Hallacas, a type of tamale filled with ingredients such as beef, chicken, olives and capers and wrapped and cooked in banana leaves, are one of Venezuela’s most traditional dishes, incorporating indigenous, African and European elements.
The program, backed by half-a-dozen nonprofits, is intended to “unite us within the context of what the hallaca means during Christmas,” said Daniel Areche, coordinator of the group “Compromiso Compartido.”
Organizers dotted the street with green, red and white balloons and rolled out checkered tablecloths. The neighborhoods’ smallest residents noshed on hallacas, leaving their faces caked in the crumbs.
“It is a very beautiful initiative because despite having differences… we were all able to meet today with the same objective, which was to share,” said Angie Garcia, 38, who was served a meal at the school she worked at in Antimano, on Caracas’ west end.
During the meal, residents busted out the drums and tambourines to sing “gaitas,” or seasonal songs characterized by Venezuela’s mixed heritage, and “aguinaldos” – similar to Christmas carols.

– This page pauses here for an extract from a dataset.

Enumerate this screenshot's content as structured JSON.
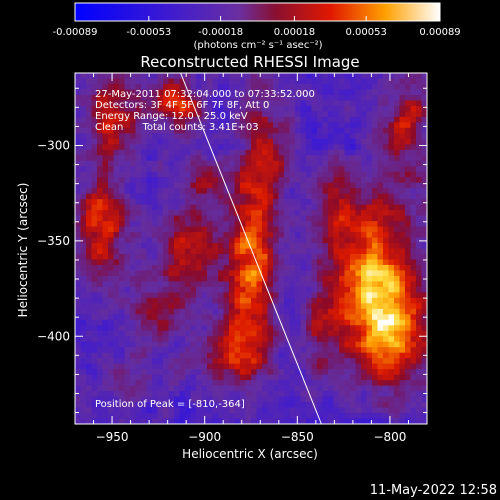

“For us, an hallaca represents a family get-together,” said Sarai Figueredo from the El Cementerio neighborhood. “Many people here, the majority, have family abroad. So this Christmas dish is our connection to that family abroad,” she said.
More than 7 million Venezuelans have migrated since 2017 due to the prolonged economic and political crisis in the once-prosperous oil-rich country.